The best way to avoid this kind of incident is to establish right off the bat what your expectations are. When making the date, say: “I’d love to treat you to dinner. How about Luigi’s on Friday night?” If this advice comes too late for you, initiate a short discussion about it during the date. You can make it impersonal by talking about a “friend’s” experience: “My friend Sara had a strange experience last week. She was out on a date, and when she offered to pay half, her date became very angry with her: he accused her of thinking he was cheap, or unable to pay. She was just trying to be polite. It’s so confusing these days… Do you think she was wrong to offer?” You’ll bond a little on the issue of how confusing modern etiquette is, and you’ll find out what your date thinks about who should pay.
If your date expresses a strong opinion, try to respect it. If he wants to pay, but she feels a little uncomfortable about it (maybe she makes more money than him, or maybe her ex-spouse was so cheap she simply isn’t used to being treated), she could say: “Thank you – that’s very kind. I’ll treat you the next time.” Do not fight with your date, or try to snatch the check out of his/her hands. Be gracious, and make sure you’re clear on what the deal is for the next date before you go out.

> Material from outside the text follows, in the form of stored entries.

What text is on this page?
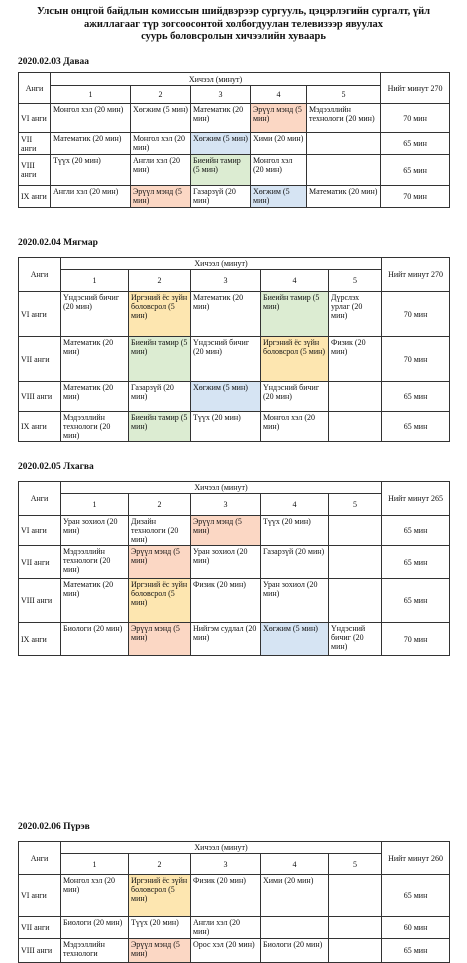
Улсын онцгой байдлын комиссын шийдвэрээр сургууль, цэцэрлэгийн сургалт, үйл
ажиллагааг түр зогсоосонтой холбогдуулан телевизээр явуулах
суурь боловсролын хичээлийн хуваарь
2020.02.03 Даваа
Анги	Хичээл (минут)					Нийт минут 270
	1	2	3	4	5	
VI анги	Монгол хэл (20 мин)	Хөгжим (5 мин)	Математик (20 мин)	Эрүүл мэнд (5 мин)	Мэдээллийн технологи (20 мин)	70 мин
VII анги	Математик (20 мин)	Монгол хэл (20 мин)	Хөгжим (5 мин)	Хими (20 мин)		65 мин
VIII анги	Түүх (20 мин)	Англи хэл (20 мин)	Биеийн тамир (5 мин)	Монгол хэл (20 мин)		65 мин
IX анги	Англи хэл (20 мин)	Эрүүл мэнд (5 мин)	Газарзүй (20 мин)	Хөгжим (5 мин)	Математик (20 мин)	70 мин
2020.02.04 Мягмар
Анги	Хичээл (минут)					Нийт минут 270
	1	2	3	4	5	
VI анги	Үндэсний бичиг (20 мин)	Иргэний ёс зүйн боловсрол (5 мин)	Математик (20 мин)	Биеийн тамир (5 мин)	Дүрслэх урлаг (20 мин)	70 мин
VII анги	Математик (20 мин)	Биеийн тамир (5 мин)	Үндэсний бичиг (20 мин)	Иргэний ёс зүйн боловсрол (5 мин)	Физик (20 мин)	70 мин
VIII анги	Математик (20 мин)	Газарзүй (20 мин)	Хөгжим (5 мин)	Үндэсний бичиг (20 мин)		65 мин
IX анги	Мэдээллийн технологи (20 мин)	Биеийн тамир (5 мин)	Түүх (20 мин)	Монгол хэл (20 мин)		65 мин
2020.02.05 Лхагва
Анги	Хичээл (минут)					Нийт минут 265
	1	2	3	4	5	
VI анги	Уран зохиол (20 мин)	Дизайн технологи (20 мин)	Эрүүл мэнд (5 мин)	Түүх (20 мин)		65 мин
VII анги	Мэдээллийн технологи (20 мин)	Эрүүл мэнд (5 мин)	Уран зохиол (20 мин)	Газарзүй (20 мин)		65 мин
VIII анги	Математик (20 мин)	Иргэний ёс зүйн боловсрол (5 мин)	Физик (20 мин)	Уран зохиол (20 мин)		65 мин
IX анги	Биологи (20 мин)	Эрүүл мэнд (5 мин)	Нийгэм судлал (20 мин)	Хөгжим (5 мин)	Үндэсний бичиг (20 мин)	70 мин
2020.02.06 Пүрэв
Анги	Хичээл (минут)					Нийт минут 260
	1	2	3	4	5	
VI анги	Монгол хэл (20 мин)	Иргэний ёс зүйн боловсрол (5 мин)	Физик (20 мин)	Хими (20 мин)		65 мин
VII анги	Биологи (20 мин)	Түүх (20 мин)	Англи хэл (20 мин)			60 мин
VIII анги	Мэдээллийн технологи	Эрүүл мэнд (5 мин)	Орос хэл (20 мин)	Биологи (20 мин)		65 мин
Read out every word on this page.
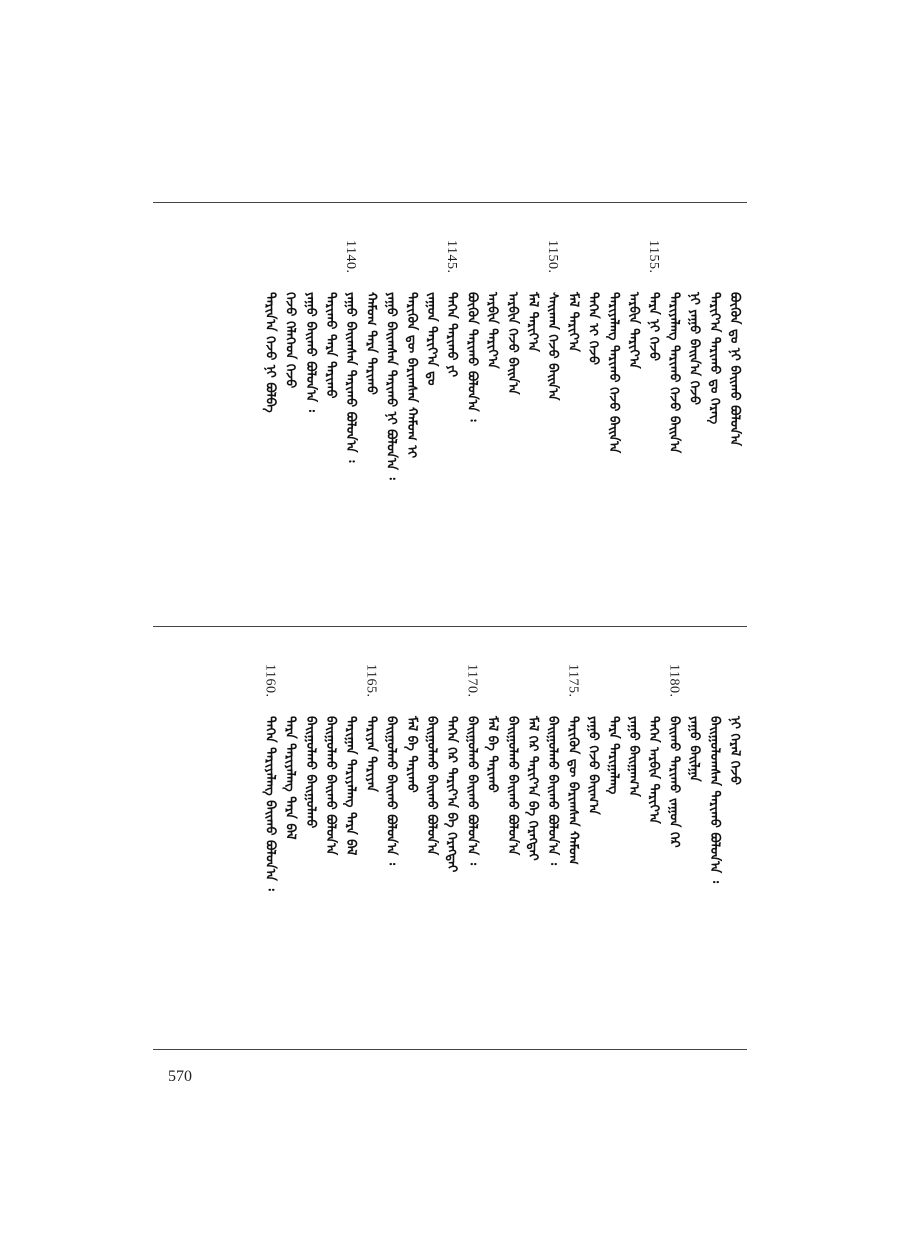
ᠪᠦᠬᠦᠨ ᠳᠤ ᠨᠢ ᠪᠠᠢᠬᠤ ᠪᠣᠯᠤᠨ᠎ᠠ
ᠲᠠᠷᠢᠶ᠎ᠠ ᠲᠠᠷᠢᠬᠤ ᠳᠤ ᠬᠡᠷᠡᠭ
ᠨᠢ ᠶᠠᠭᠤ ᠪᠠᠢᠨ᠎ᠠ ᠭᠡᠵᠦ
ᠲᠠᠷᠢᠶᠠᠯᠠᠩ ᠲᠠᠷᠢᠬᠤ ᠭᠡᠵᠦ ᠪᠠᠢᠨ᠎ᠠ
1155.
ᠲᠡᠷᠡ ᠨᠢ ᠭᠡᠵᠦ
ᠠᠷᠪᠢᠨ ᠲᠠᠷᠢᠶ᠎ᠠ
ᠲᠠᠷᠢᠶᠠᠯᠠᠩ ᠲᠠᠷᠢᠬᠤ ᠭᠡᠵᠦ ᠪᠠᠢᠨ᠎ᠠ
ᠲᠡᠭᠡᠨ ᠢ ᠭᠡᠵᠦ
ᠮᠠᠯ ᠲᠠᠷᠢᠶ᠎ᠠ
1150.
ᠰᠠᠢᠬᠠᠨ ᠭᠡᠵᠦ ᠪᠠᠢᠨ᠎ᠠ
ᠮᠠᠯ ᠲᠠᠷᠢᠶ᠎ᠠ
ᠠᠷᠪᠢᠨ ᠭᠡᠵᠦ ᠪᠠᠢᠨ᠎ᠠ
ᠠᠷᠪᠢᠨ ᠲᠠᠷᠢᠶ᠎ᠠ
ᠪᠦᠬᠦᠨ ᠲᠠᠷᠢᠬᠤ ᠪᠣᠯᠤᠨ᠎ᠠ ᠄
1145.
ᠲᠡᠭᠡᠨ ᠲᠠᠷᠢᠬᠤ ᠶᠢ
ᠵᠠᠭᠤᠨ ᠲᠠᠷᠢᠶ᠎ᠠ ᠳᠤ
ᠲᠡᠷᠢᠭᠦᠨ ᠳᠦ ᠪᠠᠷᠢᠭᠰᠠᠨ ᠬᠠᠮᠤᠭ ᠢ
ᠶᠠᠭᠤ ᠪᠠᠢᠭᠰᠠᠨ ᠲᠠᠷᠢᠬᠤ ᠨᠢ ᠪᠣᠯᠤᠨ᠎ᠠ ᠄
ᠬᠠᠮᠤᠭ ᠲᠡᠷᠡ ᠲᠠᠷᠢᠬᠤ
1140.
ᠶᠠᠭᠤ ᠪᠠᠢᠭᠰᠠᠨ ᠲᠠᠷᠢᠬᠤ ᠪᠣᠯᠤᠨ᠎ᠠ ᠄
ᠲᠠᠷᠢᠬᠤ ᠲᠡᠷᠡ ᠲᠠᠷᠢᠬᠤ
ᠶᠠᠭᠤ ᠪᠠᠢᠬᠤ ᠪᠣᠯᠤᠨ᠎ᠠ ᠄
ᠭᠡᠵᠦ ᠬᠡᠯᠡᠭᠡᠳ ᠭᠡᠵᠦ
ᠲᠠᠷᠢᠨ᠎ᠠ ᠭᠡᠵᠦ ᠨᠢ ᠪᠣᠯᠪᠠ
ᠨᠢ ᠭᠡᠷᠡᠯ ᠭᠡᠵᠦ
ᠪᠠᠢᠭᠤᠯᠤᠭᠰᠠᠨ ᠲᠠᠷᠢᠬᠤ ᠪᠣᠯᠤᠨ᠎ᠠ ᠄
ᠶᠠᠭᠤ ᠪᠠᠢᠯᠭᠠ
1180.
ᠪᠠᠢᠬᠤ ᠲᠠᠷᠢᠬᠤ ᠵᠠᠭᠤᠨ ᠬᠡᠷ
ᠲᠡᠭᠡᠨ ᠠᠷᠪᠢᠨ ᠲᠠᠷᠢᠶ᠎ᠠ
ᠶᠠᠭᠤ ᠪᠠᠢᠭᠠᠭ᠎ᠠ
ᠲᠡᠷᠡ ᠲᠠᠷᠢᠭᠠᠯᠠᠩ
ᠶᠠᠭᠤ ᠭᠡᠵᠦ ᠪᠠᠢᠭ᠎ᠠ
1175.
ᠲᠡᠷᠢᠭᠦᠨ ᠳᠦ ᠪᠠᠷᠢᠭᠰᠠᠨ ᠬᠠᠮᠤᠭ
ᠪᠠᠢᠭᠤᠯᠬᠤ ᠪᠠᠢᠬᠤ ᠪᠣᠯᠤᠨ᠎ᠠ ᠄
ᠮᠠᠯ ᠬᠡᠷ ᠲᠠᠷᠢᠶ᠎ᠠ ᠪᠡ ᠬᠡᠷᠡᠭᠲᠡᠢ
ᠪᠠᠢᠭᠤᠯᠬᠤ ᠪᠠᠢᠬᠤ ᠪᠣᠯᠤᠨ᠎ᠠ
ᠮᠠᠯ ᠪᠡ ᠲᠠᠷᠢᠬᠤ
1170.
ᠪᠠᠢᠭᠤᠯᠬᠤ ᠪᠠᠢᠬᠤ ᠪᠣᠯᠤᠨ᠎ᠠ ᠄
ᠲᠡᠭᠡᠨ ᠬᠡᠷ ᠲᠠᠷᠢᠶ᠎ᠠ ᠪᠡ ᠬᠡᠷᠡᠭᠲᠡᠢ
ᠪᠠᠢᠭᠤᠯᠬᠤ ᠪᠠᠢᠬᠤ ᠪᠣᠯᠤᠨ᠎ᠠ
ᠮᠠᠯ ᠪᠡ ᠲᠠᠷᠢᠬᠤ
ᠪᠠᠢᠭᠤᠯᠬᠤ ᠪᠠᠢᠬᠤ ᠪᠣᠯᠤᠨ᠎ᠠ ᠄
1165.
ᠲᠠᠷᠢᠶᠠᠨ ᠲᠠᠷᠢᠶᠠᠨ
ᠲᠠᠷᠢᠭᠠᠨ ᠲᠠᠷᠢᠶᠠᠯᠠᠩ ᠲᠡᠷᠡ ᠪᠡᠯ
ᠪᠠᠢᠭᠤᠯᠬᠤ ᠪᠠᠢᠬᠤ ᠪᠣᠯᠤᠨ᠎ᠠ
ᠪᠠᠢᠭᠤᠯᠬᠤ ᠪᠠᠢᠭᠤᠯᠬᠤ
ᠲᠡᠷᠡ ᠲᠠᠷᠢᠶᠠᠯᠠᠩ ᠲᠡᠷᠡ ᠪᠡᠯ
1160.
ᠲᠡᠭᠡᠨ ᠲᠠᠷᠢᠶᠠᠯᠠᠩ ᠪᠠᠢᠬᠤ ᠪᠣᠯᠤᠨ᠎ᠠ ᠄
570
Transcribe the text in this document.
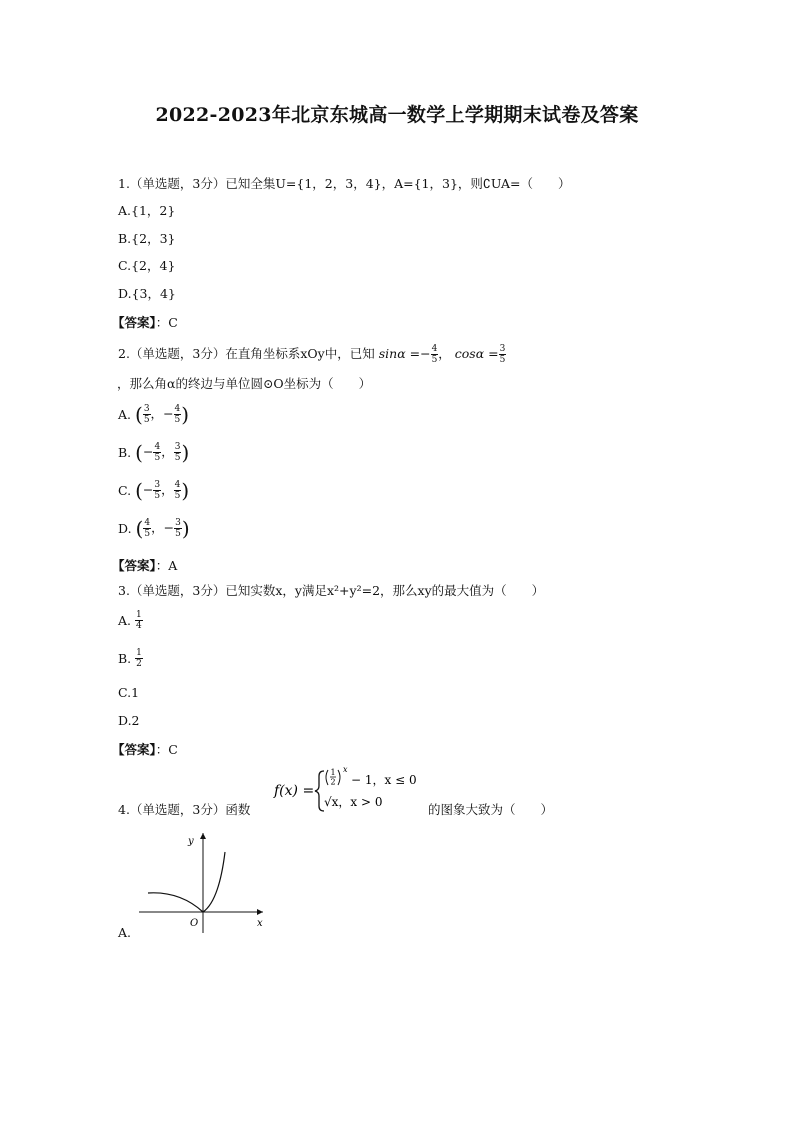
2022-2023年北京东城高一数学上学期期末试卷及答案
1.（单选题，3分）已知全集U={1，2，3，4}，A={1，3}，则∁UA=（　　）
A.{1，2}
B.{2，3}
C.{2，4}
D.{3，4}
【答案】：C
2.（单选题，3分）在直角坐标系xOy中，已知 $\sin\alpha =- \frac{4}{5}$ ， $\cos\alpha = \frac{3}{5}$
，那么角α的终边与单位圆⊙O坐标为（　　）
A. ( $\frac{3}{5}$ ，− $\frac{4}{5}$ )
B. (− $\frac{4}{5}$ ， $\frac{3}{5}$ )
C. (− $\frac{3}{5}$ ， $\frac{4}{5}$ )
D. ( $\frac{4}{5}$ ，− $\frac{3}{5}$ )
【答案】：A
3.（单选题，3分）已知实数x，y满足x²+y²=2，那么xy的最大值为（　　）
A. $\frac{1}{4}$
B. $\frac{1}{2}$
C.1
D.2
【答案】：C
4.（单选题，3分）函数
f(x) =
1
2
x
− 1，x ≤ 0
√x，x > 0	的图象大致为（　　）
y
x
O
A.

The next thorny issue: to kiss or not to kiss? Well, that depends a bit on how the date has gone. If you’re not interested in repeating the experience, say, “Thank you for the evening,” and shake hands. Note: do not say, “I’ll call you” if you have no intention of doing so. Just thank the person, and walk away. If it has gone really well, look for clues that your date wants to kiss you. These include:
- Lingering outside your car or front door.
- Touching your face.
- Taking both your hands and gazing into your eyes.
- Leaning towards you and gazing deeply into your eyes.
- Saying “I’d like to kiss you – is that OK?”
If your date exhibits any of these behaviors, you can offer a kiss on the cheek, or a light kiss on the lips. No tongues, and no hip-grinding! If your date doesn’t pull away after the kiss, and you’re equally smitten, you can offer another, slightly deeper kiss.
Regarding sex on the first date: unless you’re looking for a one-night stand, you probably shouldn’t do it. Aside from any other concerns, there are diseases you can catch that will kill you – and despite what some people still think, you can’t tell whether or not someone is safe by looking at them. Money and social standing is not an indicator that they’re disease-free, either. When you sleep with someone, you’re also sleeping with all his/her previous sexual partners – that makes a lot of people in bed with you! You cannot sleep with someone until you’ve had a frank talk with him/her about sex. If you’re too embarrassed to discuss safe sex, you’re not ready to have it.